Браулио лишь криво усмехнулся.
— Ну, во-первых, перстень еще не доказательство, а, во-вторых, мне ничего не стоит вызвать сейчас стражу и просто забрать его у вас.
— На что я вам отвечу следующее: пока гвардеец войдет, вы уже будете мертвы. — И Педро, умевший двигаться молниеносно, в мгновение ока приставил прямо к горлу сидящего валета наваху. Тот скривился, но не дрогнул. — Затем я сдамся вашей охране и получу награду у вашего хозяина за устранение французского шпиона. Он — человек разумный и предпочтет лучше остаться с известной особой, чем бороться за сомнительную честь трупа, до которого здесь нет никому никакого дела. Но это не главное, — сказал он затем, отступив на шаг и убрав нож, — кроме перстня, есть и еще одно очень важное и живое доказательство, заполучить которое вам не удастся никак.
Лицо Браулио стало серым; он был потрясен, уничтожен, раздавлен. Да, он выяснил, откуда девчонка знает тайну. Но лучше бы он никогда не выяснял этого, ибо это ставит теперь под угрозу его собственное дальнейшее существование.
— Проклятая ведьма! Ведь она утверждала, что девчонка…

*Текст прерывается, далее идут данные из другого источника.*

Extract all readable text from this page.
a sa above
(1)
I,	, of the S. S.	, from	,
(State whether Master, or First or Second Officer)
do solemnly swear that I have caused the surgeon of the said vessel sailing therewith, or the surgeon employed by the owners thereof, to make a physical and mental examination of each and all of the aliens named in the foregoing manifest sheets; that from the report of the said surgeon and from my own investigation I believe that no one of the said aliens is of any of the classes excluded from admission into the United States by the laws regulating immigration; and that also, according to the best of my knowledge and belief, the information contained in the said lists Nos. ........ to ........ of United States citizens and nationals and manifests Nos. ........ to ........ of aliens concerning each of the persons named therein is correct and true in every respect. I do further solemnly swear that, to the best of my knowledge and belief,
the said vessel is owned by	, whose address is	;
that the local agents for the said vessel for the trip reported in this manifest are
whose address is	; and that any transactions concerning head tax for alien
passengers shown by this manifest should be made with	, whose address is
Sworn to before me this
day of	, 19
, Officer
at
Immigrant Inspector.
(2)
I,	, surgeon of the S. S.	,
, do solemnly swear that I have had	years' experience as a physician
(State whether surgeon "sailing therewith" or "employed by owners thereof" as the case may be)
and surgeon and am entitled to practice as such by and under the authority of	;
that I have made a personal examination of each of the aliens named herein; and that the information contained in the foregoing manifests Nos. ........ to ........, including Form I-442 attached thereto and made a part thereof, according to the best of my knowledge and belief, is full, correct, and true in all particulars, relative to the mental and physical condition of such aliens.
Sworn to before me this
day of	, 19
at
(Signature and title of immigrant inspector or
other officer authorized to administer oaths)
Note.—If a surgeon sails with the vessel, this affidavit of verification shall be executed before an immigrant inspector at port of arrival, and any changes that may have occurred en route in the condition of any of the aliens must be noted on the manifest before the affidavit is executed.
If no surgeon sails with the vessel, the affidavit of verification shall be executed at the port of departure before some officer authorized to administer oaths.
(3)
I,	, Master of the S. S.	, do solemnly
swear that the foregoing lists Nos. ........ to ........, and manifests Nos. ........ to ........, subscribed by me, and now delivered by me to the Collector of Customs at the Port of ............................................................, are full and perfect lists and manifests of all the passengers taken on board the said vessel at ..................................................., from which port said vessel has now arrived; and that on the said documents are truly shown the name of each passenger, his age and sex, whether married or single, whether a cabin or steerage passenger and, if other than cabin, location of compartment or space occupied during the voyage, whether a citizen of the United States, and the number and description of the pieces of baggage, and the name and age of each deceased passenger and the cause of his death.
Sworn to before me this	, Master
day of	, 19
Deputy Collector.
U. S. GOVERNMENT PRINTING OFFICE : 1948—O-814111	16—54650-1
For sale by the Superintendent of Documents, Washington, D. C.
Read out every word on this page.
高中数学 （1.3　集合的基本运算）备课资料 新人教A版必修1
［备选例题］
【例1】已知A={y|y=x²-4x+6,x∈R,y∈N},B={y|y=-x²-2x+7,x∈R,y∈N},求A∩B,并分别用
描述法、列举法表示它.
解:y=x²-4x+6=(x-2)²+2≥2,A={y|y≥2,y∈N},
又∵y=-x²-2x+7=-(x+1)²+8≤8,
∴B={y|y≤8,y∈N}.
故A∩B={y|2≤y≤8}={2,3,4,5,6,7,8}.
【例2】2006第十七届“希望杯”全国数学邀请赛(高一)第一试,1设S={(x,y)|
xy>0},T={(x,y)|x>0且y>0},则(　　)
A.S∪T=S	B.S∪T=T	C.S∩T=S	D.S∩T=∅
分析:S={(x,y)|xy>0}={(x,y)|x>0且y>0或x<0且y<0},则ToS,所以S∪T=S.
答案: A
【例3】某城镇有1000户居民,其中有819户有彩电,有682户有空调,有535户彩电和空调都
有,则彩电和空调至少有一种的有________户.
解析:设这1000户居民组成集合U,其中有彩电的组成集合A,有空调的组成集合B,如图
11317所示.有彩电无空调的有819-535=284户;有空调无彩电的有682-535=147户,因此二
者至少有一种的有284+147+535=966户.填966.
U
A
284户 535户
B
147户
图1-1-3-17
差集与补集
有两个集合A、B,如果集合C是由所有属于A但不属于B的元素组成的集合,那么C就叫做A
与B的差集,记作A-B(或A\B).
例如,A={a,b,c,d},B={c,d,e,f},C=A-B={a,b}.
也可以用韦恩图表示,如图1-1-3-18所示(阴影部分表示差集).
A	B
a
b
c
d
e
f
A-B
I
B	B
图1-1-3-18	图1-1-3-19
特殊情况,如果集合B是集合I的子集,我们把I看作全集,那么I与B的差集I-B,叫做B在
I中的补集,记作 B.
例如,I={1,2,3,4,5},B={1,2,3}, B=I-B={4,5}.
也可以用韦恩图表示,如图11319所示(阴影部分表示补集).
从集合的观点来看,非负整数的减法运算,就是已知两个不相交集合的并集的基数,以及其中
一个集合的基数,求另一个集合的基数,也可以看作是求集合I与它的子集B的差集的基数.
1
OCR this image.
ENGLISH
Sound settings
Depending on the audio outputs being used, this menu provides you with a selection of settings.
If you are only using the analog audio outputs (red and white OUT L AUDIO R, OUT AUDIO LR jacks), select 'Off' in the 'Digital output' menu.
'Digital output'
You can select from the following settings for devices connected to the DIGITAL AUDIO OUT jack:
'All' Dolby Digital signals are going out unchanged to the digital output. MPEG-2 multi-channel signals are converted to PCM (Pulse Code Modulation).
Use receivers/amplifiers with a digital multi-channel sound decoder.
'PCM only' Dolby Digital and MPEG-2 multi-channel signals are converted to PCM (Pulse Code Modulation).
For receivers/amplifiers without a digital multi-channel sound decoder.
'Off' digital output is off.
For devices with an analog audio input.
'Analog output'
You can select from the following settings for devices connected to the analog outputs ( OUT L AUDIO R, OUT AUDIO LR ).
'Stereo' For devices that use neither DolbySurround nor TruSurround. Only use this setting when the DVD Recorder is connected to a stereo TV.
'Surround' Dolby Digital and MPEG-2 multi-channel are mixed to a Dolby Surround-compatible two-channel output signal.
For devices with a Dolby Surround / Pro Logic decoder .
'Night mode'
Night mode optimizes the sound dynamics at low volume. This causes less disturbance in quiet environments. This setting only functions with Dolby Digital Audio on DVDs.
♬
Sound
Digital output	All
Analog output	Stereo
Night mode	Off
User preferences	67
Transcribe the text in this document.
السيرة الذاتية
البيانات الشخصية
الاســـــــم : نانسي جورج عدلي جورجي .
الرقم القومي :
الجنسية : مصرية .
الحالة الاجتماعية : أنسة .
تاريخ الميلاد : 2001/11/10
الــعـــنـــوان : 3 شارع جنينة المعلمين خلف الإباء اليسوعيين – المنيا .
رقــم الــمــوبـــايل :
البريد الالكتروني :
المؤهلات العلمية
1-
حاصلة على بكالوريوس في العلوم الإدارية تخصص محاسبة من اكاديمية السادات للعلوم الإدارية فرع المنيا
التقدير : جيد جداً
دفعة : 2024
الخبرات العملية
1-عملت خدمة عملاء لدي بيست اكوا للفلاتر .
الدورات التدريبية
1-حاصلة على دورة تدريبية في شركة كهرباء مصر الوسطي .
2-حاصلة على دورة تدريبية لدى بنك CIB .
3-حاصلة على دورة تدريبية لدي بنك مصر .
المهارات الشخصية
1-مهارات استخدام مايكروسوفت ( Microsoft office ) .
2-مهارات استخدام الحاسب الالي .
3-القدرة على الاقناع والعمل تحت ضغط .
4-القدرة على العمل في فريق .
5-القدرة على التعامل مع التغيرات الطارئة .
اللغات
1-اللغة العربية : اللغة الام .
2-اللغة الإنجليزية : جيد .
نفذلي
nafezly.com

— Да-да, прелестная девчонка, голубоглазая, как… Скажем, как небеса над Бадахосом, — и после этого Педро вполне добродушным тоном добавил. — Итак, доблестный мсье Браулио, у вас положение незавидное. Вы обо мне ничего не знаете, мой же хозяин знает о вас все. И если вы вдруг совершите что-нибудь такое, что может ему не понравиться, вас тут же уберут, как французского шпиона. И ваш хозяин только скажет нам за это спасибо.
— Послушайте… Но…
— Но успокойтесь. Мы занимаемся отнюдь не вашей персоной, и нас пока вполне устраивает нынешнее status quo. Для чего — вам знать необязательно. Поэтому отдайте мне компрометирующие документы и передайте интересующейся особе вот этот перстень. — Педро снова сделал длинную паузу, а через несколько мгновений, все так же твердо посмотрев в уже явно испуганные глаза серого человека, спросил: — Так вы согласны на мое предложение или вам больше по душе другие варианты?